Small wonder, then, that industry folks have been clamoring for something more. In Spark, they seem to have found it.
A Spark of life
With the benefit of MapReduce hindsight, Spark brings a breath of fresh air to Hadoop. DataStax co-founder Jonathan Ellis informed me, "Spark is faster, easier to use, and more flexible than MapReduce."
No wonder even Cloudera is moving on from MapReduce -- the project its co-founder, Doug Cutting, built.
If big data is all about volume, velocity, and variety, Spark is much better equipped to handle it than (creaky, slow) batch-oriented MapReduce. This has led to huge community interest in Spark, the most actively developed Apache Software Foundation project ever.
Digging into Spark's superior utility over MapReduce, Ellis notes:
From a technical standpoint, the main win is that Spark is an optimistic framework instead of pessimistic. With MapReduce, every result in your pipeline is written to distributed storage, then read back off disk by the next stage. This means that if you have a failure part-way through, you don't need to recompute those intermediate steps and you can resume the calculation where it left off.
Spark instead records just the instructions needed to rebuild a pipeline from its inputs. If a failure does happen, it needs to start over from the beginning, but since failure mid-pipeline is relatively rare, it comes out way ahead on average.
The promise of Spark is that it can do all the things that Hadoop has been promising for years. As Stirman puts it, "For many people, Hadoop never lived up to all the hype, and the anticipation is that Spark brings people closer to what they hoped for."
Remembering Spark's place
Not that Spark will completely dominate big data going forward. Big data has always been bigger than Hadoop (MapReduce), as a Gartner survey of big data adoption indicates:
To secure its place, Spark's promoters need to foster its potential to play well with others. Shaun Connolly, Hortonworks vice president of Corporate Strategy, told me over email, "Spark is on the rise because it's useful and embeddable with a range of technologies." Stirman urges:
Let's not overlook that Hadoop and Spark remain focused on analytical use cases. There are other technologies such as MongoDB, Postgres, Cassandra, and Redis that are focused on running the operational applications that power the business, where data is born. These databases are absolutely complementary to Hadoop and Spark, much in the same way relational databases have been to data warehouses in previous generations of data architectures.

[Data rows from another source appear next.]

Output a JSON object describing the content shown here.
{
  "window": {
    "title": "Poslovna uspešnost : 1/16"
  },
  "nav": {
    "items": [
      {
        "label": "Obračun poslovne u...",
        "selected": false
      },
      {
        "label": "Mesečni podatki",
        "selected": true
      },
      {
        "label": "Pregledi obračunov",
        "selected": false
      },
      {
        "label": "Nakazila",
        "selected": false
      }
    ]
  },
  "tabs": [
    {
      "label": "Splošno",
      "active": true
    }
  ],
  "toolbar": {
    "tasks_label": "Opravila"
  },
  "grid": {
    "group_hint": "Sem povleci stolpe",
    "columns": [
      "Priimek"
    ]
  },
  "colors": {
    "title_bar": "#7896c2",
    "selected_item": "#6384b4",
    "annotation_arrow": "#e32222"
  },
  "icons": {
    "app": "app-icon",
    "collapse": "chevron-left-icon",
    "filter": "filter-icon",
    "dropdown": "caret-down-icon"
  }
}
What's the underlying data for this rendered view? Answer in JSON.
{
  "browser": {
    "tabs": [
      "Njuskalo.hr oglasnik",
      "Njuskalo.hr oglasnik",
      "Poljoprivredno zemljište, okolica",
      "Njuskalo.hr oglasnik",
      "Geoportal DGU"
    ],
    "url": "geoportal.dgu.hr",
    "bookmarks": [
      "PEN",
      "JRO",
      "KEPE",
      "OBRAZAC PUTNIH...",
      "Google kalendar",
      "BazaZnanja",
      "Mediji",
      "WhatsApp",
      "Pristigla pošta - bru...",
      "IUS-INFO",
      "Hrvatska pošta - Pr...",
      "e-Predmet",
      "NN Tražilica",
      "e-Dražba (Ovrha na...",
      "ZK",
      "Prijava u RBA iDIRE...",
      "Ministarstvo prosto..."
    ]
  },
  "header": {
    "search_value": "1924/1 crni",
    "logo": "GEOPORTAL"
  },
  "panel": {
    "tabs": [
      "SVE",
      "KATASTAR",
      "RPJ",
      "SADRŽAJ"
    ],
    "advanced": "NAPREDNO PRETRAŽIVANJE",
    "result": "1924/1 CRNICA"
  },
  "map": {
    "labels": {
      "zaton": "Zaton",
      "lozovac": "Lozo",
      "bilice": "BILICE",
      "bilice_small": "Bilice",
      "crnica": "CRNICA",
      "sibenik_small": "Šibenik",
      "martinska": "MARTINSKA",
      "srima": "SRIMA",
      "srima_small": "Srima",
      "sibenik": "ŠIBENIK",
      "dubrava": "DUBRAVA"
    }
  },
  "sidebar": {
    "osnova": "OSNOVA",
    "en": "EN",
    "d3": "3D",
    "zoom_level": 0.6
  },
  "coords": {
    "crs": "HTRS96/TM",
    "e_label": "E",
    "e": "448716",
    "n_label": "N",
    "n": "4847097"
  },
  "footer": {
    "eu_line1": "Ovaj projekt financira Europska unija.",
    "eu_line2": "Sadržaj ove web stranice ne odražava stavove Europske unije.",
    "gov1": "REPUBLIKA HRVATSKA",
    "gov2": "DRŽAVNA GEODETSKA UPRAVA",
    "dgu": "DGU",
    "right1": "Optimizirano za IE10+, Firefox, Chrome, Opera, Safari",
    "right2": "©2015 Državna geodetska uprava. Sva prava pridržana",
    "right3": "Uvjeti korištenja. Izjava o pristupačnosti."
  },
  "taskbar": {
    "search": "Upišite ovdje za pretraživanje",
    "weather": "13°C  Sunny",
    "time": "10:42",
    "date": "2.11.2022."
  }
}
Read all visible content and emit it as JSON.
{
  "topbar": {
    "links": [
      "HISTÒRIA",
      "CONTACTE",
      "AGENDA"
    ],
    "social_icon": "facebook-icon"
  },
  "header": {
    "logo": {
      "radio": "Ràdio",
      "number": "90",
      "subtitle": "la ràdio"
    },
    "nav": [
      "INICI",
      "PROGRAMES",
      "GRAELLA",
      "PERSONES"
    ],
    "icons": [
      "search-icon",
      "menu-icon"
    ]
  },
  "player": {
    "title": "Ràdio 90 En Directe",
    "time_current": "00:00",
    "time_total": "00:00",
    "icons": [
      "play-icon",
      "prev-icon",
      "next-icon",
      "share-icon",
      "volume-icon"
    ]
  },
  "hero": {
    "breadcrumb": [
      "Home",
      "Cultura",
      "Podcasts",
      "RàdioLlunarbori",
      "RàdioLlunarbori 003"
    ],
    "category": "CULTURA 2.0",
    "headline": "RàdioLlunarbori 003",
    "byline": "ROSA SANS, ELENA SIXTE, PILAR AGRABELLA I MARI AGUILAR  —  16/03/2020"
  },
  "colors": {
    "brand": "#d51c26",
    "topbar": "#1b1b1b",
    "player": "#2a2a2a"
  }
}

In its quest to live up to the Hadoop hype, "Spark is trying to do a lot," as Ellis relates. But it's not clear, he goes on, that it "can be best of breed" in processing and graph databases and streaming and machine learning and the other things it's currently being developed to handle.
Hadoop's future may depend on Spark, in short, but Spark's future may depend on limiting mission creep.